3. Kinetic Properties
Multiple-walled nanotubes, which are concentric multi-walled tubes that have been folded inside each other, possess a striking teleoscopic property. The inner tube can slide within the outer shell without friction and create a rotational bearing. These are the first examples of molecular-nanotechnology that can be used to make machines. This has already been applied to the creation of the world’s smallest motor rotational.
4. Elemental Properties
The unique electronic structure and symmetry of graphene are responsible for the remarkable electrical properties that carbon naotubes have. Although intrinsic superconductivity was observed in nanotubes, it remains controversial in this context.
5. Wave absorption
Multi-walled carbon nanotubes have the most recent properties. They are able to absorb microwaves and this is what the radar absorbing material (RAM) researchers are currently studying. This will allow for better support to military aircraft. Researchers are currently working on filling the MWNTs in metals such as iron, nickel and cobalt with these materials to improve their microwave absorption. The results show an improvement in the maximum absorption and adequate bandwidth.
6. Thermal Properties
All nanotubes have been found to be excellent thermal conductors, with the ability of ballistic Conduction.
Defects
The crystallographic defect can affect the material properties of any material. This defect occurs due to the existence of atomic gaps.
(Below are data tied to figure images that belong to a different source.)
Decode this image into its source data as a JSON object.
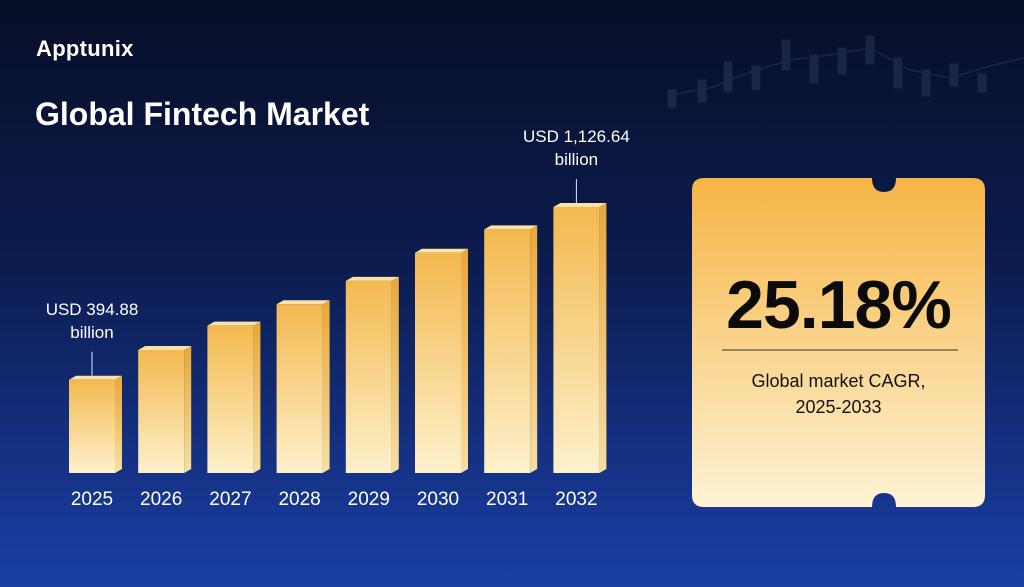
{
  "brand": "Apptunix",
  "chart_data": {
    "type": "bar",
    "title": "Global Fintech Market",
    "categories": [
      "2025",
      "2026",
      "2027",
      "2028",
      "2029",
      "2030",
      "2031",
      "2032"
    ],
    "values": [
      394.88,
      521,
      624,
      715,
      814,
      933,
      1032,
      1126.64
    ],
    "value_labels": [
      "USD 394.88 billion",
      null,
      null,
      null,
      null,
      null,
      null,
      "USD 1,126.64 billion"
    ],
    "color": "#f2b84b"
  },
  "callout": {
    "value": "25.18%",
    "caption": "Global market CAGR, 2025-2033"
  }
}
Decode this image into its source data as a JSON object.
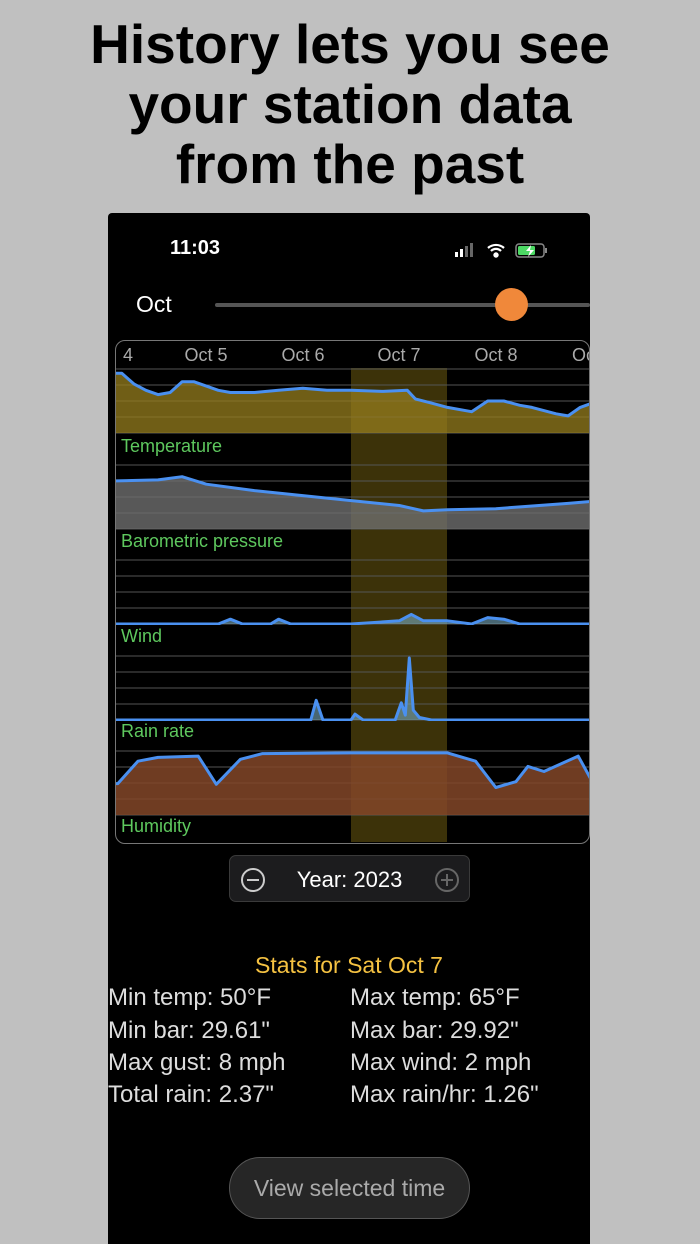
{
  "headline": [
    "History lets you see",
    "your station data",
    "from the past"
  ],
  "status": {
    "time": "11:03",
    "icons": [
      "cellular-signal-icon",
      "wifi-icon",
      "battery-charging-icon"
    ]
  },
  "slider": {
    "label": "Oct",
    "value_fraction": 0.79,
    "thumb_color": "#f0883a"
  },
  "chart": {
    "date_labels": [
      "4",
      "Oct 5",
      "Oct 6",
      "Oct 7",
      "Oct 8",
      "Oct"
    ],
    "selected_day": "Oct 7",
    "panels": [
      "Temperature",
      "Barometric pressure",
      "Wind",
      "Rain rate",
      "Humidity"
    ],
    "line_color": "#4a90f0",
    "label_color": "#5ec85e",
    "highlight_color": "#c8a41e"
  },
  "chart_data": [
    {
      "type": "area",
      "title": "Temperature",
      "ylim": [
        40,
        70
      ],
      "x": [
        "Oct 4 12:00",
        "Oct 4 15:00",
        "Oct 4 18:00",
        "Oct 4 21:00",
        "Oct 5 00:00",
        "Oct 5 03:00",
        "Oct 5 06:00",
        "Oct 5 09:00",
        "Oct 5 12:00",
        "Oct 5 15:00",
        "Oct 5 18:00",
        "Oct 6 00:00",
        "Oct 6 06:00",
        "Oct 6 12:00",
        "Oct 6 18:00",
        "Oct 7 00:00",
        "Oct 7 08:00",
        "Oct 7 14:00",
        "Oct 7 16:00",
        "Oct 7 20:00",
        "Oct 8 00:00",
        "Oct 8 06:00",
        "Oct 8 10:00",
        "Oct 8 14:00",
        "Oct 8 18:00",
        "Oct 8 21:00",
        "Oct 9 03:00",
        "Oct 9 06:00",
        "Oct 9 09:00",
        "Oct 9 12:00"
      ],
      "values": [
        68,
        68,
        63,
        60,
        58,
        59,
        64,
        64,
        62,
        60,
        59,
        59,
        60,
        61,
        60,
        60,
        59.5,
        60,
        56,
        54,
        52,
        50,
        55,
        55,
        53,
        52,
        49,
        48,
        52,
        54
      ]
    },
    {
      "type": "area",
      "title": "Barometric pressure",
      "ylim": [
        29.5,
        30.1
      ],
      "x": [
        "Oct 4 12:00",
        "Oct 5 00:00",
        "Oct 5 06:00",
        "Oct 5 12:00",
        "Oct 6 00:00",
        "Oct 6 18:00",
        "Oct 7 12:00",
        "Oct 7 18:00",
        "Oct 8 00:00",
        "Oct 8 12:00",
        "Oct 9 06:00",
        "Oct 9 12:00"
      ],
      "values": [
        29.95,
        29.96,
        29.99,
        29.92,
        29.86,
        29.79,
        29.72,
        29.67,
        29.68,
        29.69,
        29.74,
        29.76
      ]
    },
    {
      "type": "area",
      "title": "Wind",
      "ylim": [
        0,
        20
      ],
      "x": [
        "Oct 4 12:00",
        "Oct 5 15:00",
        "Oct 5 18:00",
        "Oct 5 21:00",
        "Oct 6 04:00",
        "Oct 6 06:00",
        "Oct 6 09:00",
        "Oct 7 00:00",
        "Oct 7 12:00",
        "Oct 7 15:00",
        "Oct 7 18:00",
        "Oct 8 00:00",
        "Oct 8 06:00",
        "Oct 8 10:00",
        "Oct 8 14:00",
        "Oct 8 18:00",
        "Oct 9 12:00"
      ],
      "values": [
        0,
        0,
        1.5,
        0,
        0,
        1.5,
        0,
        0,
        1,
        3,
        1,
        1,
        0,
        2,
        1.5,
        0,
        0
      ]
    },
    {
      "type": "area",
      "title": "Rain rate",
      "ylim": [
        0,
        1.3
      ],
      "x": [
        "Oct 4 12:00",
        "Oct 6 14:00",
        "Oct 6 15:20",
        "Oct 6 17:00",
        "Oct 7 00:00",
        "Oct 7 01:00",
        "Oct 7 03:00",
        "Oct 7 11:00",
        "Oct 7 12:30",
        "Oct 7 13:30",
        "Oct 7 14:30",
        "Oct 7 15:30",
        "Oct 7 17:00",
        "Oct 7 20:00",
        "Oct 9 12:00"
      ],
      "values": [
        0,
        0,
        0.4,
        0,
        0,
        0.12,
        0,
        0,
        0.35,
        0.1,
        1.26,
        0.2,
        0.05,
        0,
        0
      ]
    },
    {
      "type": "area",
      "title": "Humidity",
      "ylim": [
        0,
        100
      ],
      "x": [
        "Oct 4 12:00",
        "Oct 4 14:00",
        "Oct 4 19:00",
        "Oct 5 00:00",
        "Oct 5 10:00",
        "Oct 5 14:30",
        "Oct 5 20:30",
        "Oct 6 02:00",
        "Oct 7 00:00",
        "Oct 8 00:00",
        "Oct 8 07:00",
        "Oct 8 12:00",
        "Oct 8 17:00",
        "Oct 8 20:00",
        "Oct 9 00:00",
        "Oct 9 08:30",
        "Oct 9 12:00"
      ],
      "values": [
        49,
        49,
        84,
        90,
        92,
        48,
        87,
        96,
        97,
        97,
        84,
        43,
        52,
        76,
        68,
        92,
        52
      ]
    }
  ],
  "year_stepper": {
    "label": "Year: 2023",
    "minus_icon": "minus-circle-icon",
    "plus_icon": "plus-circle-icon"
  },
  "stats": {
    "title": "Stats for Sat Oct 7",
    "left": [
      "Min temp: 50°F",
      "Min bar: 29.61\"",
      "Max gust: 8 mph",
      "Total rain: 2.37\""
    ],
    "right": [
      "Max temp: 65°F",
      "Max bar: 29.92\"",
      "Max wind: 2 mph",
      "Max rain/hr: 1.26\""
    ]
  },
  "view_button": "View selected time"
}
These defects may reduce the material’s tensile strength to around 85%. Strong Wales Defect results in the formation of a pentagon, and heptagon through rearrangement or bonds. The weakest section determines how strong the carbon nanotubes are. The conductivity of the tubes is also affected by crystallographic defects. Crystallograhic defect can also cause thermal conductivity to be lower in tubes. This causes phonon scattering, which reduces the mean path.
Application
They are used extensively in the manufacture of atomic force microscopic probe tips. Nanotubes are used as scaffolds for bone growth in tissue engineering. Because of their strength, they can also be used in filling materials to improve the tensile strengths of other nanotubes. They can be used to make clothes, jackets for sports and space elevators. These materials are used to make electrical circuits and cables.